Influenza, COVID-19, and Respiratory Syncytial Virus Vaccination Coverage Among Adults - United States, Fall 2024
米国における成人のインフルエンザ、COVID-19、RSVワクチン接種率 - 2024年秋期
Kriss JL, Black CL, Razzaghi H, Meghani M, Tippins A, Santibanez TA, Stokley S, Chatham-Stephens K, Dowling NF, Peacock G, Singleton JA.
MMWR Morb Mortal Wkly Rep. 2024 Nov 21;73(46):1044-1051.

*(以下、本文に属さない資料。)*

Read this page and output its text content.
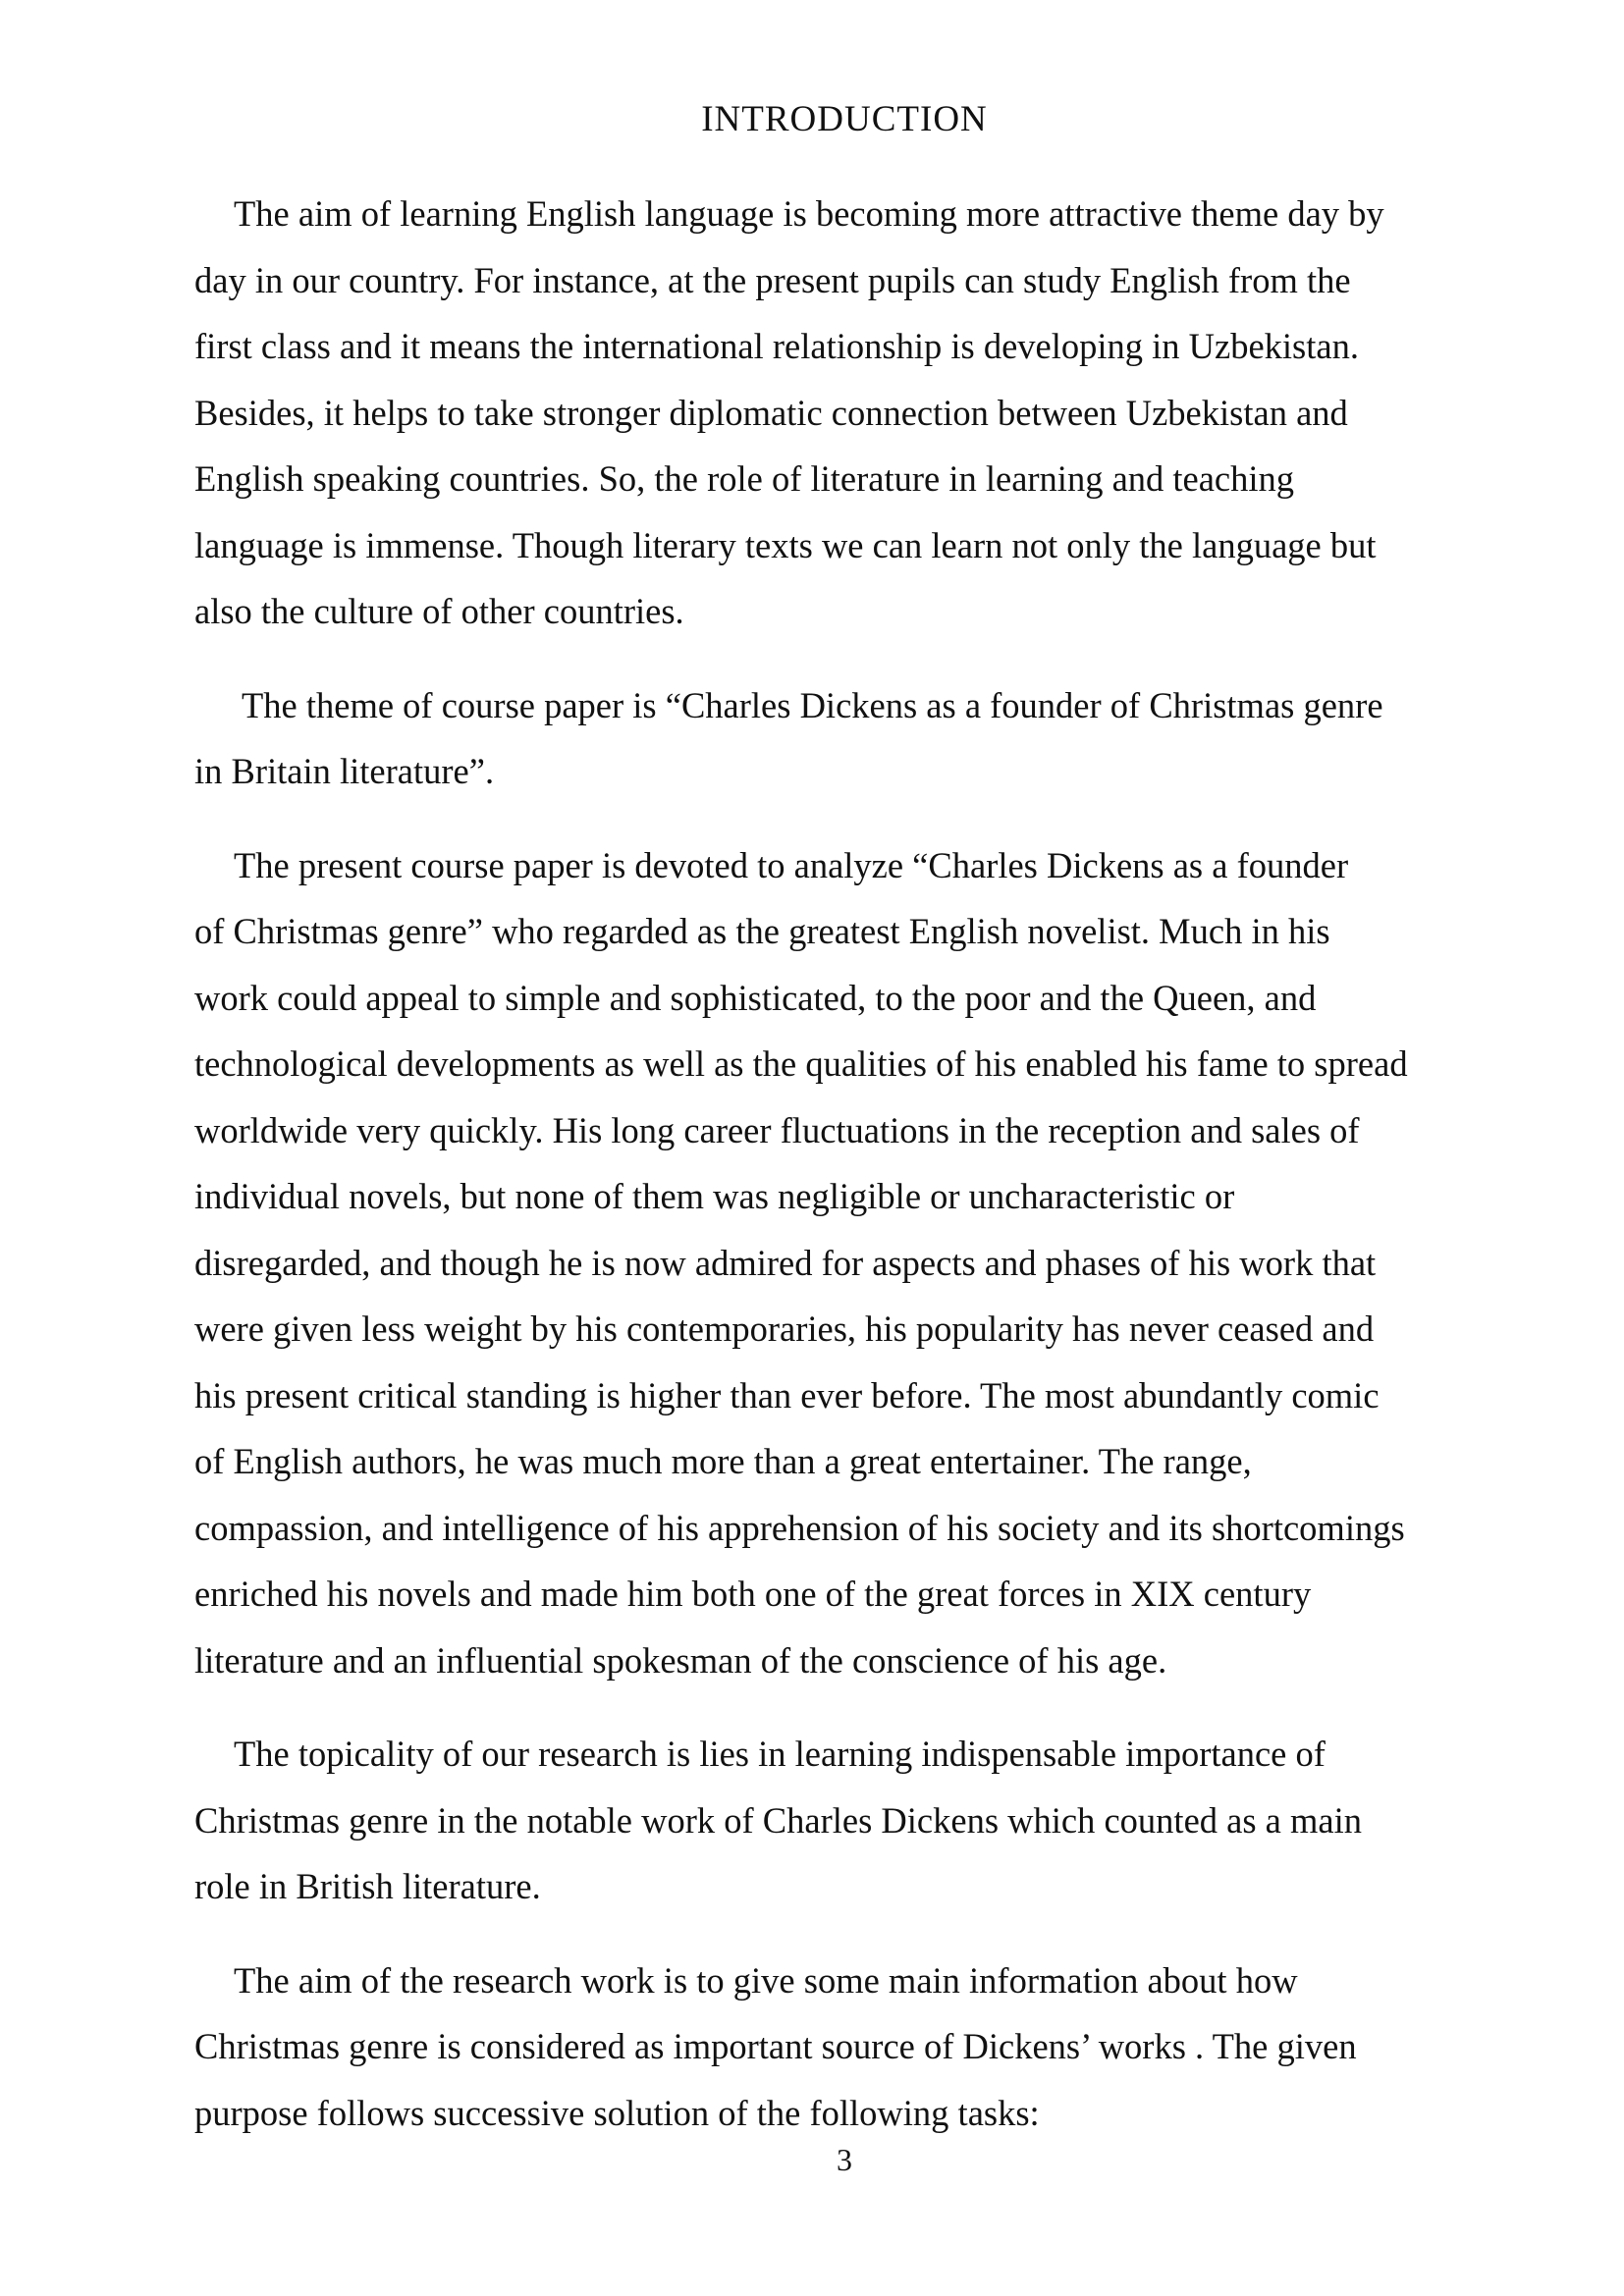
INTRODUCTION

The aim of learning English language is becoming more attractive theme day by
day in our country. For instance, at the present pupils can study English from the
first class and it means the international relationship is developing in Uzbekistan.
Besides, it helps to take stronger diplomatic connection between Uzbekistan and
English speaking countries. So, the role of literature in learning and teaching
language is immense. Though literary texts we can learn not only the language but
also the culture of other countries.

The theme of course paper is “Charles Dickens as a founder of Christmas genre
in Britain literature”.

The present course paper is devoted to analyze “Charles Dickens as a founder
of Christmas genre” who regarded as the greatest English novelist. Much in his
work could appeal to simple and sophisticated, to the poor and the Queen, and
technological developments as well as the qualities of his enabled his fame to spread
worldwide very quickly. His long career fluctuations in the reception and sales of
individual novels, but none of them was negligible or uncharacteristic or
disregarded, and though he is now admired for aspects and phases of his work that
were given less weight by his contemporaries, his popularity has never ceased and
his present critical standing is higher than ever before. The most abundantly comic
of English authors, he was much more than a great entertainer. The range,
compassion, and intelligence of his apprehension of his society and its shortcomings
enriched his novels and made him both one of the great forces in XIX century
literature and an influential spokesman of the conscience of his age.

The topicality of our research is lies in learning indispensable importance of
Christmas genre in the notable work of Charles Dickens which counted as a main
role in British literature.

The aim of the research work is to give some main information about how
Christmas genre is considered as important source of Dickens’ works . The given
purpose follows successive solution of the following tasks:

3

https://pubmed.ncbi.nlm.nih.gov/39570786/
背景:
予防接種諮問委員会(ACIP)は、6ヶ月以上の全ての人(18歳以上の成人を含む)に対して、インフルエンザとCOVID-19の年次接種を推奨しています。また、75歳以上の成人、および60-74歳で重症RSV感染症のリスクが高い成人に対して、RSVワクチンの生涯1回接種を推奨しています。


研究デザイン:
米国の18歳以上の成人を対象とした携帯電話によるランダムデジット・ダイヤル調査(National Immunization Survey-Adult COVID Module)のデータを用いて、インフルエンザ、COVID-19、RSVワクチンの接種状況をモニタリングしました。


結果:
2024年11月9日時点で、18歳以上の成人のうち、インフルエンザワクチン接種率は34.7%、COVID-19ワクチン接種率は17.9%でした。RSVワクチンについては、75歳以上で39.7%、重症化リスクのある60-74歳で31.6%が接種を受けていました。接種率は地域や人口統計学的特性により異なり、特に若年成人や健康保険未加入者で低値でした。シーズン早期の推定では多くの成人が呼吸器ウイルス感染症から十分な防御を得られていない一方で、未接種者の約35-41%がインフルエンザやCOVID-19ワクチンの接種を検討しており、75歳以上では40%がRSVワクチン接種を検討していることが示されました。医療提供者と予防接種プログラムは、呼吸器ウイルスシーズンのピークに向けて、アウトリーチ活動の拡大とワクチン接種の推進により接種率を向上させる余地があります。これらのデータは、接種率の低い集団の特定とワクチン接種パターンの理解に役立ち、予防接種活動の計画、実施、評価の指針となることが期待されます。